What Jumia calls General and Administrative Expense, Technology and Content Expense rose by 38.3% compared to the same quarter in 2018. Sales and advertising costs rose by 6.3%. Quarterly operating losses rose from €40.6m to €54.6m – an increase of 34.6%.

Here’s what Trendtype wrote in April this year, when Jumia’s share price was skyrocketing:

“Trendtype believes it [Jumia] is in too many small country markets it can enter at a later date without costing it any real first mover advantage. Is it really worth Jumia devoting resources to Senegal or Cameroon right now that could be better used in Nigeria, for example? Our experience of bricks and mortar retailers is that wide, shallow country coverage is expensive and counterproductive.”

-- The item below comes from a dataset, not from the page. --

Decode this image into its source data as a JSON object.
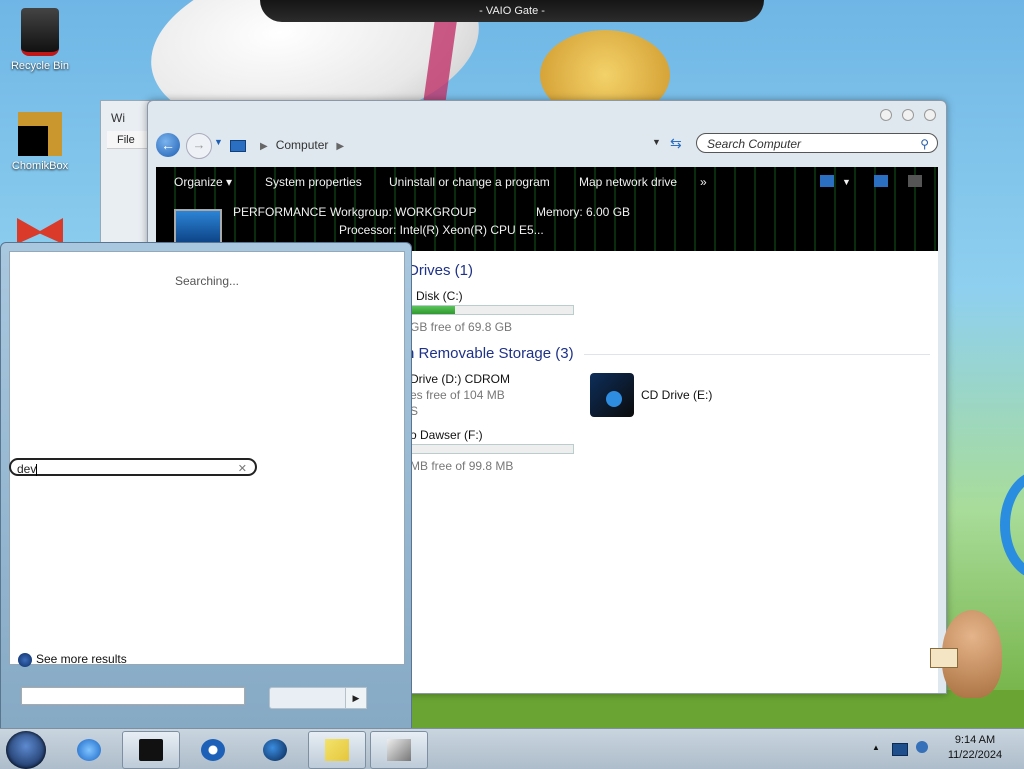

Since then, Jumia has been kicked mercilessly by shortsellers, particularly over claims it has played fast and loose with some of its key metrics and misled investors. From highs of $46.99 after its IPO its share price has dipped once more this week and it now trades at an all time low of $5.17.

We should note that we’re Jumia believers, despite all this and that most market watchers underestimate where the value of the business lies. It’s not in converting African consumers to leapfrog into avid online shoppers, at least not in the foreseeable future.

Jumia’s value is not as a retailer of physical stuff.

Rather, it is Jumia the platform – the gateway to 5m mostly wealthier consumers. Hard to reach consumers. Consumers who do actually value the cost savings, convenience and offer of Jumia’s services like fast food ordering, travel or insurance. Consumers who are driving growth in the part of Jumia’s business that is cheaper to operate than its pure retail arm.